AN EARLY HOLOCENE CATASTROPHIC FLOOD ORIGIN FOR THE ST. CROIX RIVER VALLEY IN THE UPPER MISSISSIPPI RIVER BASIN


HAJIC, Edwin R. and HUDAK, Curtis M., Foth & Van Dyke and Associates, Inc, 2900 Lone Oak Parkway, Suite 125, Eagan, MN 55121-1594, ehajic@msn.com

Geomorphic, sedimentologic, stratigraphic and radiocarbon evidence suggests that the St. Croix Valley as it exits today was carved by the last deglacial catastrophic flood to course through the upper Mississippi River valley.

The St. Croix River has very low sinuosity and numerous islands in the reach north of Stillwater. South of Stillwater, the river turns into a riverine lake, Lake St. Croix, presumably in response to hydraulic damming by the Mississippi River. Catastrophic flood landforms are the highest geomorphic surfaces inset below the surrounding uplands, but they are also some of the lowest in the valley. The most deeply scoured inner channel formed by late deglacial catastrophic flooding confines the St. Croix River, its narrow floodplain, and Lake St. Croix. Other catastrophic flood landforms include bars, marginal channels, erosional residuals and erosional benches. Associated sediment assemblages overlie bedrock or glacial drift, including rhythmically bedded and laminated reddish brown clay and silt suggestive of a pre-existing proglacial lake.

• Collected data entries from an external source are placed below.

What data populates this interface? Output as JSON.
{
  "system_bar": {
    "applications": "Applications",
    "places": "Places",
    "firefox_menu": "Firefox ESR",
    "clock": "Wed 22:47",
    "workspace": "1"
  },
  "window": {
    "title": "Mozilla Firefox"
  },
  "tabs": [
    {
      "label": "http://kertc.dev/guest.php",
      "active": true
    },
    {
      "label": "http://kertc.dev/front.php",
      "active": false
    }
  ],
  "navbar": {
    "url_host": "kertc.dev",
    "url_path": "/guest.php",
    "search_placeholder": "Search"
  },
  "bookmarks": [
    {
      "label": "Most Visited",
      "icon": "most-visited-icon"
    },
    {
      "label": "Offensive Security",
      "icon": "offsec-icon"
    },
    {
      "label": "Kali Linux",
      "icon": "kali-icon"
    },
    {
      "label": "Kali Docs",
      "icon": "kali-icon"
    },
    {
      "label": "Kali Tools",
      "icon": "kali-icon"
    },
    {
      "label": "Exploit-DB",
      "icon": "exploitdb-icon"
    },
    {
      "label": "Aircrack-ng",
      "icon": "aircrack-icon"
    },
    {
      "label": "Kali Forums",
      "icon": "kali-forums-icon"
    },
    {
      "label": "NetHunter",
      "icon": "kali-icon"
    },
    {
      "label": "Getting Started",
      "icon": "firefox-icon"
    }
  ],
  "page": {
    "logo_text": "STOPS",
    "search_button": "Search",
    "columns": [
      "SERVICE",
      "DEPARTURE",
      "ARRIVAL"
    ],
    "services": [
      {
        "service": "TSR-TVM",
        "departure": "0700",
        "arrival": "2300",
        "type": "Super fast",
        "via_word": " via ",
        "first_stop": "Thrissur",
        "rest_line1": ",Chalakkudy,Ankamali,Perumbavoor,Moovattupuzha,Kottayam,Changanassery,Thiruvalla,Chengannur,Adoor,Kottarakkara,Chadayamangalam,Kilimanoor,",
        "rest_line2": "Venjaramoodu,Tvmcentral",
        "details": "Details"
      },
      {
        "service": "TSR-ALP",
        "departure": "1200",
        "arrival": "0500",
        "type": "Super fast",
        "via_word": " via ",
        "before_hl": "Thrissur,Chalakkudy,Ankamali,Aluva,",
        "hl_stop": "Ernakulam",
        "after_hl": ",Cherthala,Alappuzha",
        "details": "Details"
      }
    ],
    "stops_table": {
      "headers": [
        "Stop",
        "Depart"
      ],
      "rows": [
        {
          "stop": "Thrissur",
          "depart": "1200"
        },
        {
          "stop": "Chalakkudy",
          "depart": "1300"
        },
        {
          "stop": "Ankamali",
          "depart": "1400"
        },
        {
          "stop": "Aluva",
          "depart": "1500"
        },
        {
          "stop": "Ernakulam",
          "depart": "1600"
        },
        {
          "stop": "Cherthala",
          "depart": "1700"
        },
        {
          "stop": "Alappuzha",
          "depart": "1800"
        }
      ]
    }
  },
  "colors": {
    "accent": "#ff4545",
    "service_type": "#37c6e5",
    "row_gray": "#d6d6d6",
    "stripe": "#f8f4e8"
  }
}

Multiple radiocarbon ages from the base of thick peat that fills the highest marginal flood channels indicate that the catastrophic flood responsible for cutting the St. Croix Valley is very early Holocene in age (<10.1, >9.4 ka B.P.). Basal organic muds that post-date the flood were collected and dated from Lake St. Croix, the lowest surface in the valley, and are considered by Lund and Banerjee (1985) to be about 9.6 ka B.P. in age. These age limits coincide with a marker bed found in the upper and lower Mississippi Valley that dates between 9.9 and 9.7 ka B.P.; the bed consists of a mineralogically distinct reddish brown clay with a Lake Superior Basin source (Hajic and Bettis, 1997). The flood was triggered by events in the Lake Superior basin during the Marquette advance of the Lake Superior Lobe (ca. 9.95 – 9.70 ka B.P.; Phase D of Clayton, 1983). Geomorphic evidence suggests that both the Kettle and Brule rivers carried floodwaters simultaneously to the St. Croix. This flood probably formed the principal geomorphic features of the St. Croix Valley. The marker bed in the Mississippi Valley was deposited as floodwaters waned. Furthermore, it is expected that the youngest glacial meltwater isotopic excursion from the Gulf of Mexico will date to this flood event.